I’d setup a working group to invent something new. Many of our current formats are stuck in the past, e.g. PDF or ODF are still emulating paper, even so everybody keeps reading them on a screen. What I want to see is a standard document format that is build for the modern day Internet, with editing and publishing in mind. HTML ain’t it, as that can’t handle editing well or long form documents, EPUB isn’t supported by browsers, Markdown lacks a lot of features, etc. And than you have things like Google Docs, which are Internet aware, editable, shareable, but also completely proprietary and lock you into the Google ecosystem.

glibg10b@lemmy.ml · 2 years ago

JPEG XL for images because it compresses better than JPEG, PNG and WEBP most of the time.

XZ because it theoretically offers the highest compression ratio in most circumstances, and long decompression time isn’t really an issue when the alternative is downloading a larger file over a slow connection.

Config files stored as serialized data structures instead of in plain text. This speeds up read times and removes the possibility of syntax or type errors. Also, fuck JSON.
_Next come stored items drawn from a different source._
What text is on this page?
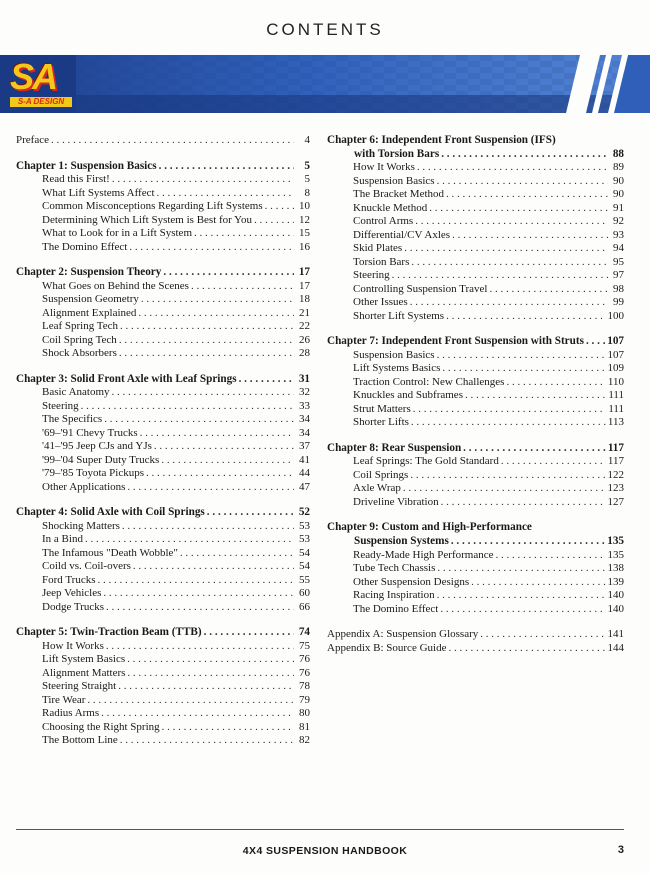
CONTENTS
SA
S-A DESIGN
Preface . . .	4
Chapter 1: Suspension Basics . . .	5
Read this First! . . .	5
What Lift Systems Affect . . .	8
Common Misconceptions Regarding Lift Systems . . .	10
Determining Which Lift System is Best for You . . .	12
What to Look for in a Lift System . . .	15
The Domino Effect . . .	16
Chapter 2: Suspension Theory . . .	17
What Goes on Behind the Scenes . . .	17
Suspension Geometry . . .	18
Alignment Explained . . .	21
Leaf Spring Tech . . .	22
Coil Spring Tech . . .	26
Shock Absorbers . . .	28
Chapter 3: Solid Front Axle with Leaf Springs . . .	31
Basic Anatomy . . .	32
Steering . . .	33
The Specifics . . .	34
'69–'91 Chevy Trucks . . .	34
'41–'95 Jeep CJs and YJs . . .	37
'99–'04 Super Duty Trucks . . .	41
'79–'85 Toyota Pickups . . .	44
Other Applications . . .	47
Chapter 4: Solid Axle with Coil Springs . . .	52
Shocking Matters . . .	53
In a Bind . . .	53
The Infamous "Death Wobble" . . .	54
Coild vs. Coil-overs . . .	54
Ford Trucks . . .	55
Jeep Vehicles . . .	60
Dodge Trucks . . .	66
Chapter 5: Twin-Traction Beam (TTB) . . .	74
How It Works . . .	75
Lift System Basics . . .	76
Alignment Matters . . .	76
Steering Straight . . .	78
Tire Wear . . .	79
Radius Arms . . .	80
Choosing the Right Spring . . .	81
The Bottom Line . . .	82
Chapter 6: Independent Front Suspension (IFS)
with Torsion Bars . . .	88
How It Works . . .	89
Suspension Basics . . .	90
The Bracket Method . . .	90
Knuckle Method . . .	91
Control Arms . . .	92
Differential/CV Axles . . .	93
Skid Plates . . .	94
Torsion Bars . . .	95
Steering . . .	97
Controlling Suspension Travel . . .	98
Other Issues . . .	99
Shorter Lift Systems . . .	100
Chapter 7: Independent Front Suspension with Struts . . . 107
Suspension Basics . . .	107
Lift Systems Basics . . .	109
Traction Control: New Challenges . . .	110
Knuckles and Subframes . . .	111
Strut Matters . . .	111
Shorter Lifts . . .	113
Chapter 8: Rear Suspension . . .	117
Leaf Springs: The Gold Standard . . .	117
Coil Springs . . .	122
Axle Wrap . . .	123
Driveline Vibration . . .	127
Chapter 9: Custom and High-Performance
Suspension Systems . . .	135
Ready-Made High Performance . . .	135
Tube Tech Chassis . . .	138
Other Suspension Designs . . .	139
Racing Inspiration . . .	140
The Domino Effect . . .	140
Appendix A: Suspension Glossary . . .	141
Appendix B: Source Guide . . .	144
4X4 SUSPENSION HANDBOOK	3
I wish there were a good format for typesetting. Docx is closed and inflexible. LaTeX is unreadable, inefficient to type and hard to learn due to the inconsistencies that arise from its reliance on third-party packages and its lack of guidelines for their design.
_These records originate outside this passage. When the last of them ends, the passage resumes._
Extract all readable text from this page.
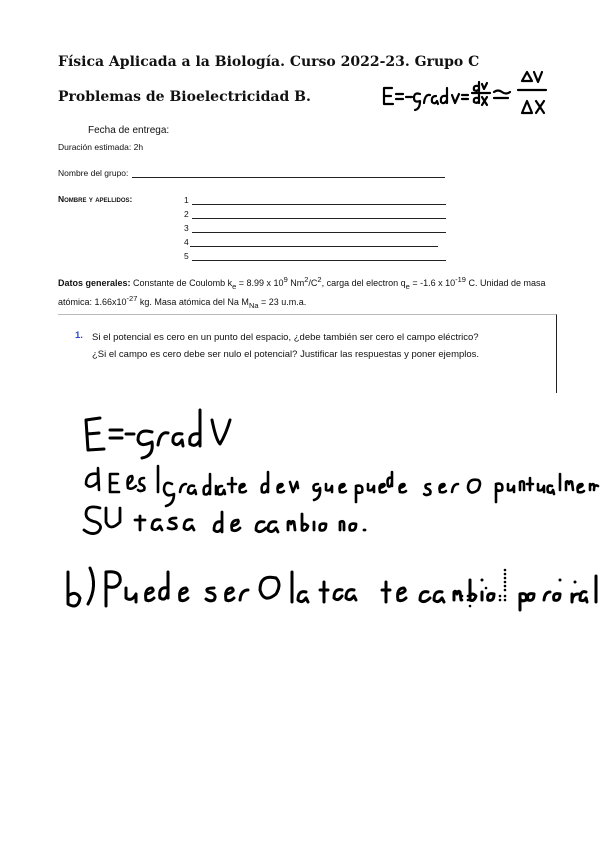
Física Aplicada a la Biología. Curso 2022-23. Grupo C
Problemas de Bioelectricidad B.
Fecha de entrega:
Duración estimada: 2h
Nombre del grupo:
Nombre y apellidos:	1
2
3
4
5
Datos generales: Constante de Coulomb $k_e = 8.99$ x $10^9$ $Nm^2/C^2$, carga del electron $q_e = -1.6$ x $10^{-19}$ C. Unidad de masa atómica: $1.66x10^{-27}$ kg. Masa atómica del Na $M_{Na} = 23$ u.m.a.
1. Si el potencial es cero en un punto del espacio, ¿debe también ser cero el campo eléctrico?
¿Si el campo es cero debe ser nulo el potencial? Justificar las respuestas y poner ejemplos.
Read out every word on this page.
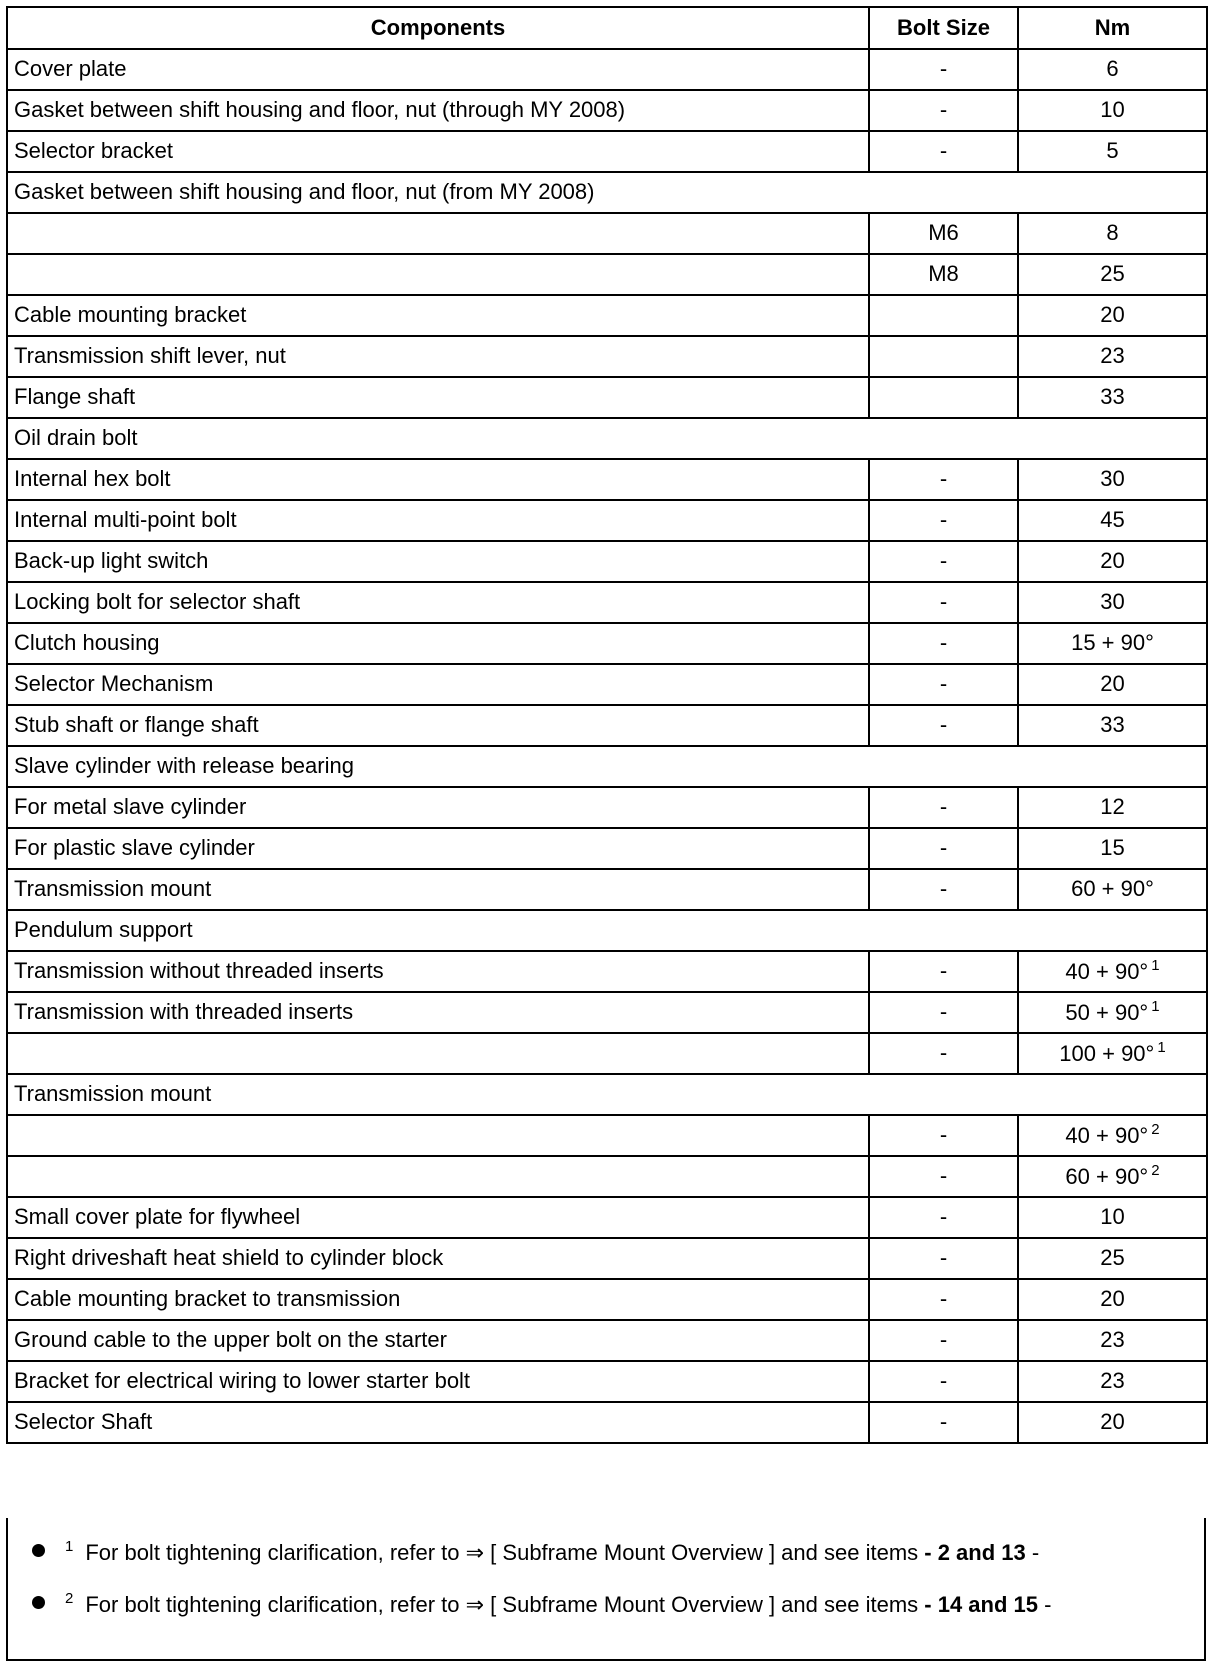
Components	Bolt Size	Nm
Cover plate	-	6
Gasket between shift housing and floor, nut (through MY 2008)	-	10
Selector bracket	-	5
Gasket between shift housing and floor, nut (from MY 2008)		
	M6	8
	M8	25
Cable mounting bracket		20
Transmission shift lever, nut		23
Flange shaft		33
Oil drain bolt		
Internal hex bolt	-	30
Internal multi-point bolt	-	45
Back-up light switch	-	20
Locking bolt for selector shaft	-	30
Clutch housing	-	15 + 90°
Selector Mechanism	-	20
Stub shaft or flange shaft	-	33
Slave cylinder with release bearing		
For metal slave cylinder	-	12
For plastic slave cylinder	-	15
Transmission mount	-	60 + 90°
Pendulum support		
Transmission without threaded inserts	-	40 + 90° $^1$
Transmission with threaded inserts	-	50 + 90° $^1$
	-	100 + 90° $^1$
Transmission mount		
	-	40 + 90° $^2$
	-	60 + 90° $^2$
Small cover plate for flywheel	-	10
Right driveshaft heat shield to cylinder block	-	25
Cable mounting bracket to transmission	-	20
Ground cable to the upper bolt on the starter	-	23
Bracket for electrical wiring to lower starter bolt	-	23
Selector Shaft	-	20
$^1$ For bolt tightening clarification, refer to ⇒ [ Subframe Mount Overview ] and see items - 2 and 13 -
$^2$ For bolt tightening clarification, refer to ⇒ [ Subframe Mount Overview ] and see items - 14 and 15 -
shotgun_crab@lemmy.world · 2 years ago

TOML for configuration files

the_crab_man@lemmy.world · 2 years ago

100% this. Much more readable than JSON, YAML or other custom formats.

AlexWIWA@lemmy.ml · 2 years ago

Markdown for all rich text that doesn’t need super fancy shit like latex

DigitalJacobin@lemmy.ml · 2 years ago

deleted by creator

morrowind@lemmy.ml · 2 years ago

I’d argue asciidoc is better, but less well known

danielfgom@lemmy.world · 2 years ago

Definitely FLAC for audio because it’s lossless, if you record from a high fidelity source…

exFAT for external hard drives and SD cards because both Windows and Mac can read and write to it as well as Linux. And you don’t have the permission pain…

glibg10b@lemmy.ml · 2 years ago

What permission pain?

danielfgom@lemmy.world · 2 years ago

If you were to format the drive with extra and then copy something to it from Linux - if you try open it on another Linux machine (eg you distro hop after this event) it won’t open the file because your aren’t the owner.

Then you have to jump though hoops trying to make yourself the owner just so you can open your own file.

I learnt this the hard way so I just use exFAT and it all works.

jackpot@lemmy.ml · 2 years ago

i’d like there to be a way to standardise midi info in plugins for music

Krafting@lemmy.world · 2 years ago

.dontuse for snaps

Kazumara@feddit.de · 2 years ago

OTDR measurement results in like XML or whatever open self documenting format, just not SOR. Or even just in actual standards compliant SOR, if that’s all I can get.

jackpot@lemmy.ml · 2 years ago

i dont understand any if the acrobyms

gkpy@feddit.de · 2 years ago

except XML xD

Kazumara@feddit.de · edit-2 2 years ago

OTDR: Optical Time Domain Reflectometry
SOR: Standard OTDR Record
XML: Extensible Markup Language

.sor files are a mess, poorly standardized, too restrictive as a format, and every manufacturer makes their own proprietary extensions.

jackpot@lemmy.ml · 2 years ago

what file extension, what category

Kazumara@feddit.de · 2 years ago

Category: OTDR measurement results
File extension: .xml or something entirely new

jackpot@lemmy.ml · 2 years ago

what on earth does rhat do

Kazumara@feddit.de · 2 years ago

An OTDR sends pulses of laser light into a fiber optic cable and records the minute reflections that occur at every point of the cable over time. The time of arrival of the reflections corresponds to the position of where it was reflected. This way you can record the attenuation of an entire cable just from shining in pulses from one end. Good for checking if a new cable was properly installed, or for finding the location of issues in existing cables for debugging.